Tutto il francese l'opposizione intellettuale degli anni '50 e '60 non era abituata a restare giovane; Probabilmente Sartre non è mai stato giovane, deve essere nato vecchio; strabico, mentre faceva un picnic, pieno di pesante retorica accademica, quindi da dove veniva questa paura, e soprattutto non la paura del riarmo, della guerra civile nel terzo mondo o della fame, se non dei problemi interni francesi, e questo era sufficiente per decollare, ma paura di invecchiare, anzi, credo che ci fosse qualcosa di imbarazzante nell'invecchiare, come se l'intero progetto filosofico fosse scambiato con l'invecchiare; senza argomenti e silenzioso – de Beauvoir cita Sartre a proposito della vecchiaia che lui chiama "l'irrealizzabile", e lei estende la citazione: L'irrealizzabile è "il mio essere a distanza che limita tutte le mie scelte e ne costituisce il rovescio".

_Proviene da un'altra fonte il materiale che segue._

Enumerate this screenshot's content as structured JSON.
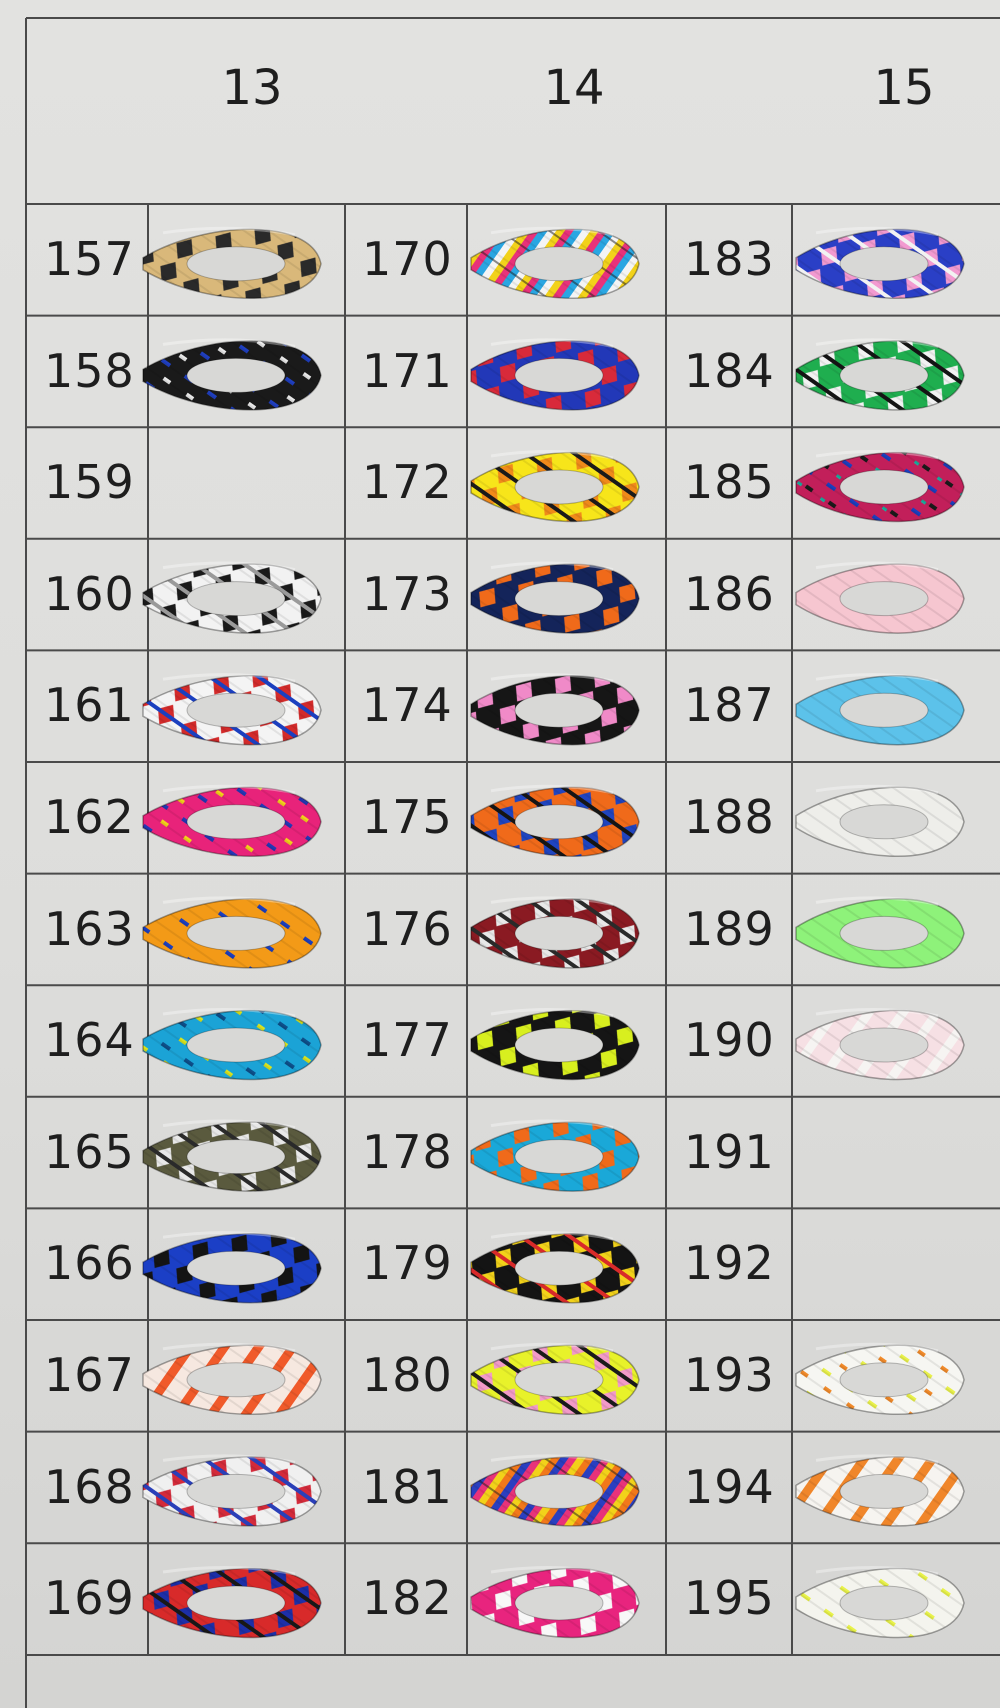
{
  "column_headers": [
    "13",
    "14",
    "15"
  ],
  "columns": [
    {
      "header": "13",
      "items": [
        {
          "number": "157",
          "colors": [
            "#d9b87a",
            "#2a2a2a"
          ],
          "pattern": "diamond"
        },
        {
          "number": "158",
          "colors": [
            "#1a1a1a",
            "#1f3fc0",
            "#e8e8e8"
          ],
          "pattern": "fleck"
        },
        {
          "number": "159",
          "colors": [],
          "pattern": "none"
        },
        {
          "number": "160",
          "colors": [
            "#f2f2f2",
            "#1a1a1a",
            "#9a9a9a"
          ],
          "pattern": "camo"
        },
        {
          "number": "161",
          "colors": [
            "#f4f4f4",
            "#d32a2a",
            "#1b3fbf"
          ],
          "pattern": "diamond"
        },
        {
          "number": "162",
          "colors": [
            "#e8237a",
            "#2438b5",
            "#f2d21a"
          ],
          "pattern": "fleck"
        },
        {
          "number": "163",
          "colors": [
            "#f39a17",
            "#1b3fbf"
          ],
          "pattern": "fleck"
        },
        {
          "number": "164",
          "colors": [
            "#1ba3d6",
            "#0d4f8a",
            "#d9e21f"
          ],
          "pattern": "fleck"
        },
        {
          "number": "165",
          "colors": [
            "#5a5a3e",
            "#e8e8e8",
            "#2a2a2a"
          ],
          "pattern": "camo"
        },
        {
          "number": "166",
          "colors": [
            "#1b3fc6",
            "#141414"
          ],
          "pattern": "diamond"
        },
        {
          "number": "167",
          "colors": [
            "#f6e8e0",
            "#f05a2a"
          ],
          "pattern": "stripe"
        },
        {
          "number": "168",
          "colors": [
            "#f0f0f0",
            "#d42a3a",
            "#2a3fb8"
          ],
          "pattern": "diamond"
        },
        {
          "number": "169",
          "colors": [
            "#d82a2a",
            "#1c2fa8",
            "#181818"
          ],
          "pattern": "diamond"
        }
      ]
    },
    {
      "header": "14",
      "items": [
        {
          "number": "170",
          "colors": [
            "#f2d21a",
            "#e8327a",
            "#2aa6e2",
            "#f4f4f4"
          ],
          "pattern": "rainbow"
        },
        {
          "number": "171",
          "colors": [
            "#2238b8",
            "#d82a3a"
          ],
          "pattern": "diamond"
        },
        {
          "number": "172",
          "colors": [
            "#f7e51a",
            "#f08a1a",
            "#1a1a1a"
          ],
          "pattern": "diamond"
        },
        {
          "number": "173",
          "colors": [
            "#14245a",
            "#f06a1a"
          ],
          "pattern": "diamond"
        },
        {
          "number": "174",
          "colors": [
            "#161616",
            "#f08ac8"
          ],
          "pattern": "diamond"
        },
        {
          "number": "175",
          "colors": [
            "#f06a1a",
            "#1f44c0",
            "#151515"
          ],
          "pattern": "diamond"
        },
        {
          "number": "176",
          "colors": [
            "#8a1a22",
            "#e8e8e8",
            "#2a2a2a"
          ],
          "pattern": "camo"
        },
        {
          "number": "177",
          "colors": [
            "#151515",
            "#d8ef1f"
          ],
          "pattern": "diamond"
        },
        {
          "number": "178",
          "colors": [
            "#1aa8d8",
            "#f06a1a"
          ],
          "pattern": "diamond"
        },
        {
          "number": "179",
          "colors": [
            "#141414",
            "#f2d21a",
            "#d82a2a",
            "#1f44c0"
          ],
          "pattern": "diamond"
        },
        {
          "number": "180",
          "colors": [
            "#e8f22a",
            "#f29ac8",
            "#1a1a1a"
          ],
          "pattern": "diamond"
        },
        {
          "number": "181",
          "colors": [
            "#f2781a",
            "#2a3fc0",
            "#e8327a",
            "#f2d21a"
          ],
          "pattern": "rainbow"
        },
        {
          "number": "182",
          "colors": [
            "#e8247e",
            "#f8f8f8"
          ],
          "pattern": "diamond"
        }
      ]
    },
    {
      "header": "15",
      "items": [
        {
          "number": "183",
          "colors": [
            "#2a3fc6",
            "#f29ad0",
            "#f2f2f2"
          ],
          "pattern": "diamond"
        },
        {
          "number": "184",
          "colors": [
            "#1fae4f",
            "#f2f2f2",
            "#141414"
          ],
          "pattern": "diamond"
        },
        {
          "number": "185",
          "colors": [
            "#c21f5a",
            "#1b3fbf",
            "#1a1a1a",
            "#1ab0a0"
          ],
          "pattern": "fleck"
        },
        {
          "number": "186",
          "colors": [
            "#f6c6d0"
          ],
          "pattern": "solid"
        },
        {
          "number": "187",
          "colors": [
            "#5cc2ea"
          ],
          "pattern": "solid"
        },
        {
          "number": "188",
          "colors": [
            "#eeeeea"
          ],
          "pattern": "solid"
        },
        {
          "number": "189",
          "colors": [
            "#8ef27a"
          ],
          "pattern": "solid"
        },
        {
          "number": "190",
          "colors": [
            "#f6e0e4",
            "#f6f4f2"
          ],
          "pattern": "stripe"
        },
        {
          "number": "191",
          "colors": [],
          "pattern": "none"
        },
        {
          "number": "192",
          "colors": [],
          "pattern": "none"
        },
        {
          "number": "193",
          "colors": [
            "#f6f6f2",
            "#e8f04a",
            "#f08a2a"
          ],
          "pattern": "fleck"
        },
        {
          "number": "194",
          "colors": [
            "#f6f4f0",
            "#f0862a"
          ],
          "pattern": "stripe"
        },
        {
          "number": "195",
          "colors": [
            "#f4f4ee",
            "#e8f24a"
          ],
          "pattern": "fleck"
        }
      ]
    }
  ]
}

A che età non è "il mio essere lontano"; qualcosa che quindi non "limita tutte le mie scelte", poiché siamo nel pieno della vita di adulti, avendo superato la pubertà incerta, dove tutto è messo alla prova, come se ciò che c'è tra pubertà e vecchiaia non sia dove è il nostro essere è lontano, se la distanza non è anche geografica e temporale; Il libro di Beauvoir è uscito nel 1970, e quello che scrive sull'essere vecchia in Francia allora, e sull'essere vecchia in Francia adesso, o nel Regno, sono due cose diverse, nel frattempo anche l'età è soggetta a processi culturali, quindi penso che Undset aveva torto quando affermava che "il cuore delle persone non cambia assolutamente nulla in ogni momento".

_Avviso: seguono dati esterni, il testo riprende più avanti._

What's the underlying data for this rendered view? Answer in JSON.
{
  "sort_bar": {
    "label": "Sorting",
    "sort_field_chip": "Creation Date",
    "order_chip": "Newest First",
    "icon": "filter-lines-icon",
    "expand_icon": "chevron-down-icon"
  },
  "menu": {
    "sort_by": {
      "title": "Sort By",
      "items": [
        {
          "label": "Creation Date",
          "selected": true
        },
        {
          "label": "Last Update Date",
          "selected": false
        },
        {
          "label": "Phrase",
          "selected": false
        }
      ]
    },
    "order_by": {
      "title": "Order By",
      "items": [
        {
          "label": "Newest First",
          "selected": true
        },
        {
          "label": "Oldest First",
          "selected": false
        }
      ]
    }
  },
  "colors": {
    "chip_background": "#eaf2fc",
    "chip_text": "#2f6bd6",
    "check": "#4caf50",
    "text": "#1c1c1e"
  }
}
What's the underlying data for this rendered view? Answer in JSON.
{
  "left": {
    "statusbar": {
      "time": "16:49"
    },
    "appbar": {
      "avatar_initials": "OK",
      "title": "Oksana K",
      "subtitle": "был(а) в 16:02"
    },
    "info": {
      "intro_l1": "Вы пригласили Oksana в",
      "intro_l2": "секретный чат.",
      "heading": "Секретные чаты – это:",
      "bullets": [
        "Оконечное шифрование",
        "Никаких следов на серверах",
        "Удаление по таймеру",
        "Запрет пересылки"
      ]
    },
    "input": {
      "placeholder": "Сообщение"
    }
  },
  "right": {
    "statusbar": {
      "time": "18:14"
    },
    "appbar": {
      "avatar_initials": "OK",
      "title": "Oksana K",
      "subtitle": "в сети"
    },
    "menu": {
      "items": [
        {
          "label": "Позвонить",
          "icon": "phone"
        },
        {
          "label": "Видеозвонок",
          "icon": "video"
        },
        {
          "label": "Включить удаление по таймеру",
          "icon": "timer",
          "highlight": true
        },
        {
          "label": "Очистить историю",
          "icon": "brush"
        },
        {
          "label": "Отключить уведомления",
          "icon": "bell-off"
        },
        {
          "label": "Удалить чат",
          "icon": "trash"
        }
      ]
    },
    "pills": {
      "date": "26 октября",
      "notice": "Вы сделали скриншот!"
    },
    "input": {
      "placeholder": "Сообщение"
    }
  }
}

Nel 12° volume di Sulle tracce del tempo perduto, quello che allora viene chiamato "Il tempo ritrovato", Marcel del libro incontra i suoi vecchi amici; non li vede da molto tempo e si stupisce semplicemente di quanto tempo sia passato dall'ultima volta che li ha visti: "Dapprima non capivo perché esitassi a riconoscere sia il padrone di casa che i vari ospiti, e perché tutti fingevano di aver indossato una maschera, nella maggior parte dei casi parrucche incipriate che li trasformavano completamente. Nel ricevermi, il principe aveva ancora la sua bonaria avventura-
regale mio che avevo già notato la prima volta che lo vidi, ma anche questa volta sembrava sottomettersi al galateo che imponeva ai suoi ospiti e aveva portato la barba bianca.

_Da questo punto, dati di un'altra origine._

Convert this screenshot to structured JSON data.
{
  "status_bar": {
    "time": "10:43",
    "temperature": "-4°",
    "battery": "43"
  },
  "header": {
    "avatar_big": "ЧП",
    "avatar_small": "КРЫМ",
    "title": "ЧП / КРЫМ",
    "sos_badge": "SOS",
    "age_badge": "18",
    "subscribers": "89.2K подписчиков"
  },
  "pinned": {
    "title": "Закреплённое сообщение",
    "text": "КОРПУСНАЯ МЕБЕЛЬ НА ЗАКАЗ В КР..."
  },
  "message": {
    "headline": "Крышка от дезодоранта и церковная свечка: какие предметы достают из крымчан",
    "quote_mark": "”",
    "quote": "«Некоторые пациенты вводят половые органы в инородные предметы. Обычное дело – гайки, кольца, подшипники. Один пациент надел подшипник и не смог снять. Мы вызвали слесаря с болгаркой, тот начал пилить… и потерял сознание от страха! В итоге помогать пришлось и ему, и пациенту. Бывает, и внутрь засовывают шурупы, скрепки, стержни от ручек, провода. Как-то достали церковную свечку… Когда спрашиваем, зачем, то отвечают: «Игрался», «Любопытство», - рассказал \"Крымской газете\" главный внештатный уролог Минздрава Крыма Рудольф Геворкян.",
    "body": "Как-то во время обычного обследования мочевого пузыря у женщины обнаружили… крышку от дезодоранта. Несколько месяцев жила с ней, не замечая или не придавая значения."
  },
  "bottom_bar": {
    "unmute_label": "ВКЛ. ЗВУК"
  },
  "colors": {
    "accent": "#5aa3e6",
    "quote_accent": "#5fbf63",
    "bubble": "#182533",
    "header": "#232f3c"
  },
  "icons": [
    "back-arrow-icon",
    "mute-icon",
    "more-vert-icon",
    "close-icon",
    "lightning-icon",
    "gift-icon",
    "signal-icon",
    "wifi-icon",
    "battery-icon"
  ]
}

Sto pensando a il posto della mia defunta moglie, non solo nella tomba, ma intorno a me, in un certo senso, come la morte, e al di là di ogni mia ragione, come un fantasma, o qualcos'altro che non so cosa sia, solo che c'è qualcosa vicino a me, in casa con me, o qualcosa che penso ci sia, e a volte mi gelo sentendo uno strano rumore provenire dalla cucina, oppure vedo delle ombre veloci, e quel qualcosa rompe la luce dalle finestre, solo per un attimo frazione di secondo, ed è io che lei è qui, senza età, né con tutte le età del mondo.